The Core of the Elder Wand and other new JKR explanations

muscatel1988 cottell at dublin.ie
Sun Dec 9 17:59:06 UTC 2007


No: HPFGUIDX 179735

--- In HPforGrownups at yahoogroups.com, "pippin_999" <foxmoth at ...> wrote:

> But Gollum was not. His speech and appearance are childlike:"There
> lay the famished skeleton of some child of Men" if memory serves.

Precisely.  Gollum did elicit pity, and Tolkien did it deliberately. 
But he knew better than to make our hearts break for Sauron, to be
moved by his tormented humanity, and that's what JKR risks doing when
she gives us a LV who is a tortured child.  A child that age lacks the
ability to inflict pain, especially on itself, so the idea that his
state is the result of his choices makes no sense (to me, at least). 
The most evil wizard in a hundred years never grew beyond flayed
babyhood.  He was a child, and so he cannot be judged as an adult.

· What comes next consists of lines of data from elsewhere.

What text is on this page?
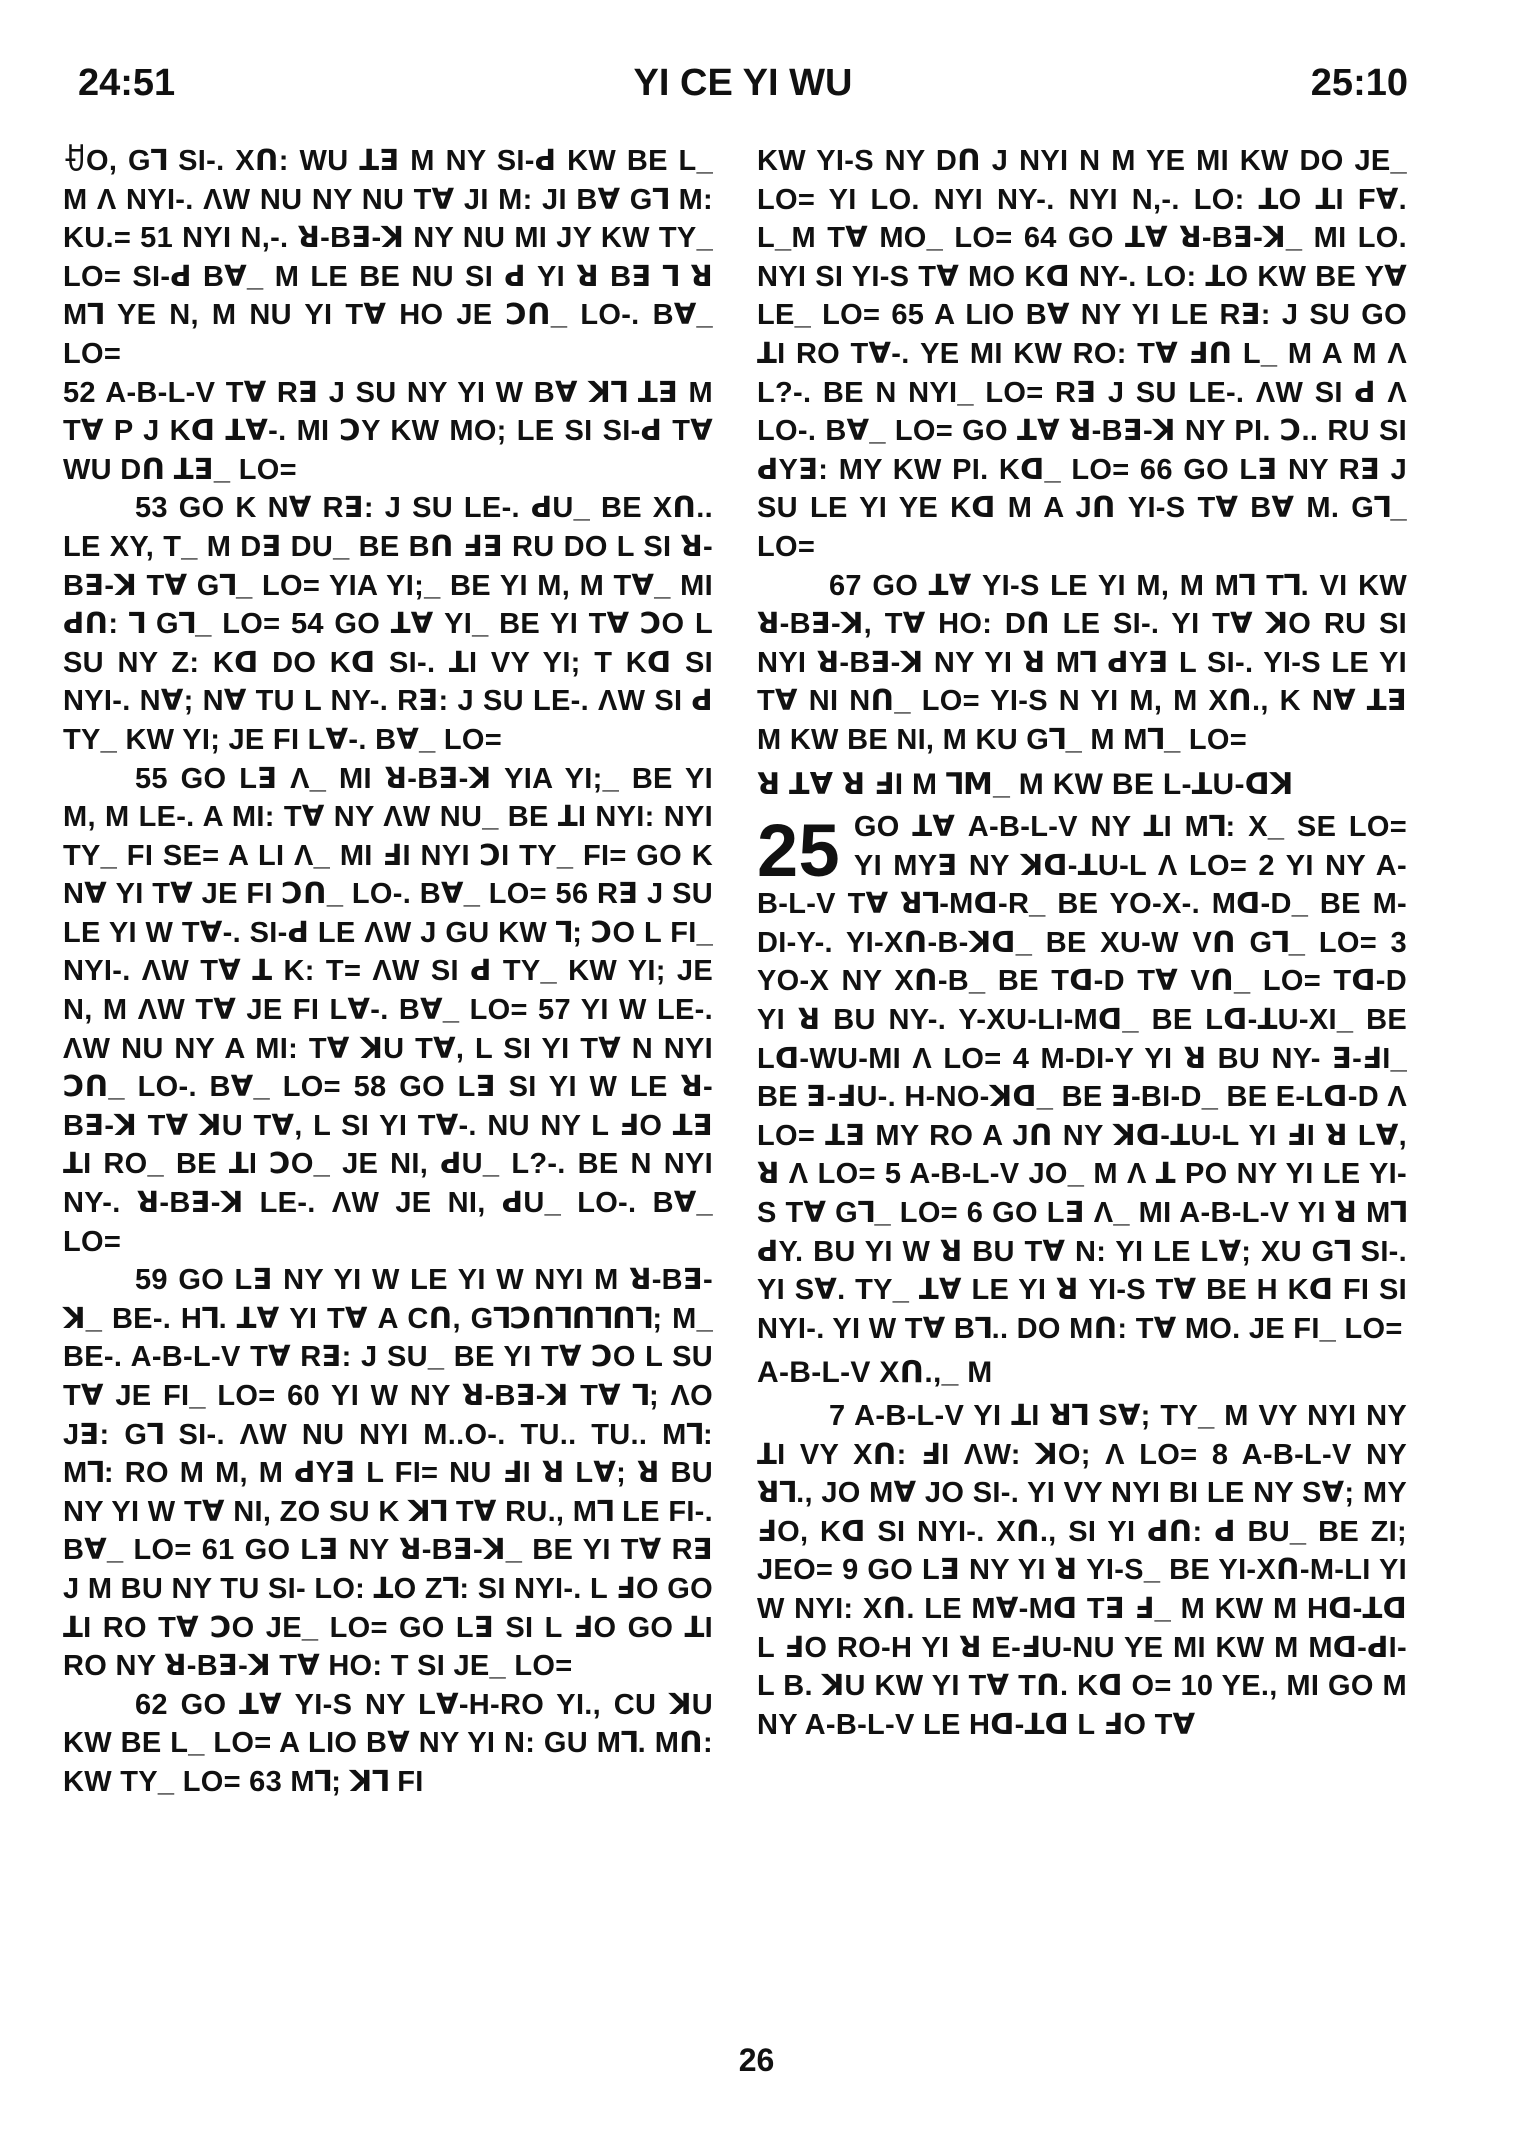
24:51	YI CE YI WU	25:10

ꀀO, Gꓶ SI-. Xꓵ: WU ꓕꓱ M NY SI-ꓒ KW BE L_ M Λ NYI-. ΛW NU NY NU Tꓯ JI M: JI Bꓯ Gꓶ M: KU.= 51 NYI N,-. ꓤ-Bꓱ-ꓘ NY NU MI JY KW TY_ LO= SI-ꓒ Bꓯ_ M LE BE NU SI ꓒ YI ꓤ Bꓱ ꓶ ꓤ Mꓶ YE N, M NU YI Tꓯ HO JE ꓛꓵ_ LO-. Bꓯ_ LO=

52 A-B-L-V Tꓯ Rꓱ J SU NY YI W Bꓯ ꓘꓶ ꓕꓱ M Tꓯ P J Kꓷ ꓕꓯ-. MI ꓛY KW MO; LE SI SI-ꓒ Tꓯ WU Dꓵ ꓕꓱ_ LO=

53 GO K Nꓯ Rꓱ: J SU LE-. ꓒU_ BE Xꓵ.. LE XY, T_ M Dꓱ DU_ BE Bꓵ ꓞꓱ RU DO L SI ꓤ-Bꓱ-ꓘ Tꓯ Gꓶ_ LO= YIA YI;_ BE YI M, M Tꓯ_ MI ꓒꓵ: ꓶ Gꓶ_ LO= 54 GO ꓕꓯ YI_ BE YI Tꓯ ꓛO L SU NY Z: Kꓷ DO Kꓷ SI-. ꓕI VY YI; T Kꓷ SI NYI-. Nꓯ; Nꓯ TU L NY-. Rꓱ: J SU LE-. ΛW SI ꓒ TY_ KW YI; JE FI Lꓯ-. Bꓯ_ LO=

55 GO Lꓱ Λ_ MI ꓤ-Bꓱ-ꓘ YIA YI;_ BE YI M, M LE-. A MI: Tꓯ NY ΛW NU_ BE ꓕI NYI: NYI TY_ FI SE= A LI Λ_ MI ꓞI NYI ꓛI TY_ FI= GO K Nꓯ YI Tꓯ JE FI ꓛꓵ_ LO-. Bꓯ_ LO= 56 Rꓱ J SU LE YI W Tꓯ-. SI-ꓒ LE ΛW J GU KW ꓶ; ꓛO L FI_ NYI-. ΛW Tꓯ ꓕ K: T= ΛW SI ꓒ TY_ KW YI; JE N, M ΛW Tꓯ JE FI Lꓯ-. Bꓯ_ LO= 57 YI W LE-. ΛW NU NY A MI: Tꓯ ꓘU Tꓯ, L SI YI Tꓯ N NYI ꓛꓵ_ LO-. Bꓯ_ LO= 58 GO Lꓱ SI YI W LE ꓤ-Bꓱ-ꓘ Tꓯ ꓘU Tꓯ, L SI YI Tꓯ-. NU NY L ꓞO ꓕꓱ ꓕI RO_ BE ꓕI ꓛO_ JE NI, ꓒU_ L?-. BE N NYI NY-. ꓤ-Bꓱ-ꓘ LE-. ΛW JE NI, ꓒU_ LO-. Bꓯ_ LO=

59 GO Lꓱ NY YI W LE YI W NYI M ꓤ-Bꓱ-ꓘ_ BE-. Hꓶ. ꓕꓯ YI Tꓯ A Cꓵ, Gꓶꓛꓵꓶꓵꓶꓵꓶ; M_ BE-. A-B-L-V Tꓯ Rꓱ: J SU_ BE YI Tꓯ ꓛO L SU Tꓯ JE FI_ LO= 60 YI W NY ꓤ-Bꓱ-ꓘ Tꓯ ꓶ; ΛO Jꓱ: Gꓶ SI-. ΛW NU NYI M..O-. TU.. TU.. Mꓶ: Mꓶ: RO M M, M ꓒYꓱ L FI= NU ꓞI ꓤ Lꓯ; ꓤ BU NY YI W Tꓯ NI, ZO SU K ꓘꓶ Tꓯ RU., Mꓶ LE FI-. Bꓯ_ LO= 61 GO Lꓱ NY ꓤ-Bꓱ-ꓘ_ BE YI Tꓯ Rꓱ J M BU NY TU SI- LO: ꓕO Zꓶ: SI NYI-. L ꓞO GO ꓕI RO Tꓯ ꓛO JE_ LO= GO Lꓱ SI L ꓞO GO ꓕI RO NY ꓤ-Bꓱ-ꓘ Tꓯ HO: T SI JE_ LO=

62 GO ꓕꓯ YI-S NY Lꓯ-H-RO YI., CU ꓘU KW BE L_ LO= A LIO Bꓯ NY YI N: GU Mꓶ. Mꓵ: KW TY_ LO= 63 Mꓶ; ꓘꓶ FI

KW YI-S NY Dꓵ J NYI N M YE MI KW DO JE_ LO= YI LO. NYI NY-. NYI N,-. LO: ꓕO ꓕI Fꓯ. L_M Tꓯ MO_ LO= 64 GO ꓕꓯ ꓤ-Bꓱ-ꓘ_ MI LO. NYI SI YI-S Tꓯ MO Kꓷ NY-. LO: ꓕO KW BE Yꓯ LE_ LO= 65 A LIO Bꓯ NY YI LE Rꓱ: J SU GO ꓕI RO Tꓯ-. YE MI KW RO: Tꓯ ꓞꓵ L_ M A M Λ L?-. BE N NYI_ LO= Rꓱ J SU LE-. ΛW SI ꓒ Λ LO-. Bꓯ_ LO= GO ꓕꓯ ꓤ-Bꓱ-ꓘ NY PI. ꓛ.. RU SI ꓒYꓱ: MY KW PI. Kꓷ_ LO= 66 GO Lꓱ NY Rꓱ J SU LE YI YE Kꓷ M A Jꓵ YI-S Tꓯ Bꓯ M. Gꓶ_ LO=

67 GO ꓕꓯ YI-S LE YI M, M Mꓶ Tꓶ. VI KW ꓤ-Bꓱ-ꓘ, Tꓯ HO: Dꓵ LE SI-. YI Tꓯ ꓘO RU SI NYI ꓤ-Bꓱ-ꓘ NY YI ꓤ Mꓶ ꓒYꓱ L SI-. YI-S LE YI Tꓯ NI Nꓵ_ LO= YI-S N YI M, M Xꓵ., K Nꓯ ꓕꓱ M KW BE NI, M KU Gꓶ_ M Mꓶ_ LO=

ꓤ ꓕꓯ ꓤ ꓞI M ꓶꓟ_ M KW BE L-ꓕU-ꓷꓘ

25 GO ꓕꓯ A-B-L-V NY ꓕI Mꓶ: X_ SE LO= YI MYꓱ NY ꓘꓷ-ꓕU-L Λ LO= 2 YI NY A-B-L-V Tꓯ ꓤꓶ-Mꓷ-R_ BE YO-X-. Mꓷ-D_ BE M-DI-Y-. YI-Xꓵ-B-ꓘꓷ_ BE XU-W Vꓵ Gꓶ_ LO= 3 YO-X NY Xꓵ-B_ BE Tꓷ-D Tꓯ Vꓵ_ LO= Tꓷ-D YI ꓤ BU NY-. Y-XU-LI-Mꓷ_ BE Lꓷ-ꓕU-XI_ BE Lꓷ-WU-MI Λ LO= 4 M-DI-Y YI ꓤ BU NY- ꓱ-ꓞI_ BE ꓱ-ꓞU-. H-NO-ꓘꓷ_ BE ꓱ-BI-D_ BE E-Lꓷ-D Λ LO= ꓕꓱ MY RO A Jꓵ NY ꓘꓷ-ꓕU-L YI ꓞI ꓤ Lꓯ, ꓤ Λ LO= 5 A-B-L-V JO_ M Λ ꓕ PO NY YI LE YI-S Tꓯ Gꓶ_ LO= 6 GO Lꓱ Λ_ MI A-B-L-V YI ꓤ Mꓶ ꓒY. BU YI W ꓤ BU Tꓯ N: YI LE Lꓯ; XU Gꓶ SI-. YI Sꓯ. TY_ ꓕꓯ LE YI ꓤ YI-S Tꓯ BE H Kꓷ FI SI NYI-. YI W Tꓯ Bꓶ.. DO Mꓵ: Tꓯ MO. JE FI_ LO=

A-B-L-V Xꓵ.,_ M

7 A-B-L-V YI ꓕI ꓤꓶ Sꓯ; TY_ M VY NYI NY ꓕI VY Xꓵ: ꓞI ΛW: ꓘO; Λ LO= 8 A-B-L-V NY ꓤꓶ., JO Mꓯ JO SI-. YI VY NYI BI LE NY Sꓯ; MY ꓞO, Kꓷ SI NYI-. Xꓵ., SI YI ꓒꓵ: ꓒ BU_ BE ZI; JEO= 9 GO Lꓱ NY YI ꓤ YI-S_ BE YI-Xꓵ-M-LI YI W NYI: Xꓵ. LE Mꓯ-Mꓷ Tꓱ ꓞ_ M KW M Hꓷ-ꓕꓷ L ꓞO RO-H YI ꓤ E-ꓞU-NU YE MI KW M Mꓷ-ꓒI-L B. ꓘU KW YI Tꓯ Tꓵ. Kꓷ O= 10 YE., MI GO M NY A-B-L-V LE Hꓷ-ꓕꓷ L ꓞO Tꓯ

26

For me, this has the effect of diminishing the entire storyline. 
Harry never had a worthy opponent at all, and the fact that his enemy
is infantilised reduces him, and means that the series isn't about
coming of age at all.  Harry didn't need to become an adult to defeat
a *baby*.  He just needed the right props.

For this reader, the returned LV in the graveyard was deeply scary,
for the reasons that elkins laid out here ages ago.  He was grown up.
 He was clever.  He was numinous.  He was transgressive.  He was the
worthy opponent of the boy who would save the world.  The last two
books, for me, undermine him to the extent that I really didn't care
much in the Great Hall at the end.  Having your Noble,
Elder-Wand-Equipped Hero fight a skinned baby isn't much of a contest.

Mus, who's about to embark on some more bread making.